The Risk Premium That Keeps Reappearing

The equally striking part is how quickly optimism can drain that premium away, and how quickly it returns. Brent plunged almost 19% in a single month back in May — its worst month since the pandemic — as the two sides moved toward a 60-day memorandum of understanding to extend the ceasefire. That collapse is exactly what now reverses when the deal unravels. My read is that oil has become less a barometer of supply and demand than a live referendum on whether anyone still believes in the agreement, and this week the answer turned decisively negative.

The Uncomfortable Market Truth

There’s a genuinely awkward dynamic underneath all of this. The market’s own appetite for a deal may be part of what keeps preventing one. As US energy envoy Amos Hochstein observed during an earlier round of talks, Wall Street wants the war to end so badly that it repeatedly pushes oil down on optimism — and that very optimism removes the price pressure that might otherwise force a genuine settlement. Every time markets rally on the promise of peace, they hand Washington and Tehran room to keep haggling rather than concluding. It is a feedback loop that rewards brinkmanship, and Trump’s “waste of time” framing is brinkmanship in its purest form.

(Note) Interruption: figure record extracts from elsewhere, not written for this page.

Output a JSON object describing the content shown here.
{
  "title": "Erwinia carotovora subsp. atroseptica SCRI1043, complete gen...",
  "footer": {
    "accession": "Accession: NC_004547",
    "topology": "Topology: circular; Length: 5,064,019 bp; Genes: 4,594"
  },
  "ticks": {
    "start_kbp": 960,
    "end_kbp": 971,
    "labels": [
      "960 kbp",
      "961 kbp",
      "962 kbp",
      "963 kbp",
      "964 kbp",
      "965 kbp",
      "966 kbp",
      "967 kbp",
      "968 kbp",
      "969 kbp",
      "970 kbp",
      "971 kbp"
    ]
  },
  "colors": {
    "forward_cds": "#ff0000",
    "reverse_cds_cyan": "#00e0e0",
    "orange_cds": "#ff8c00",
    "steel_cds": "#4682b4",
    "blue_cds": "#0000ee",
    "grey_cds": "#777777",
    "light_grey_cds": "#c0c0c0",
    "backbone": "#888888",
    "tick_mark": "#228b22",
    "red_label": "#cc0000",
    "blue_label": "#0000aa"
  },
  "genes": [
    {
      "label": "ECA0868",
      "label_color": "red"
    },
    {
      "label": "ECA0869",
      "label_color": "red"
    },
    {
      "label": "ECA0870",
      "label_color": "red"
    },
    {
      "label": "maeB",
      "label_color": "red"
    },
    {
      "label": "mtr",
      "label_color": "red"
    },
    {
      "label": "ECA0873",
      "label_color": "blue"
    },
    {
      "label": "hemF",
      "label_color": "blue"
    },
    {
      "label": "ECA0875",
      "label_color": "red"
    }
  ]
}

The substance behind the impasse remains stubborn. The US wants Iran to abandon its nuclear ambitions and surrender its enriched uranium stockpile; Iran wants joint control of the Strait of Hormuz and the unfreezing of billions in frozen assets. Those positions have not meaningfully converged in months, which is why each apparent breakthrough keeps dissolving back into strikes.

The Bottom Line

Trump calling the ceasefire “over” is not yet the same as war resuming. He has left negotiators nominally free to continue, and both sides have an obvious economic interest in avoiding a full closure of Hormuz. But the market has heard this rhythm before: optimism, collapse, strikes, and a fresh spike in crude. Until there is a durable agreement on the strait specifically, every escalation will move oil and every de-escalation will unwind it, and the global economy will keep paying the volatility premium for a peace nobody quite believes in. On this week’s evidence, that premium just got more expensive.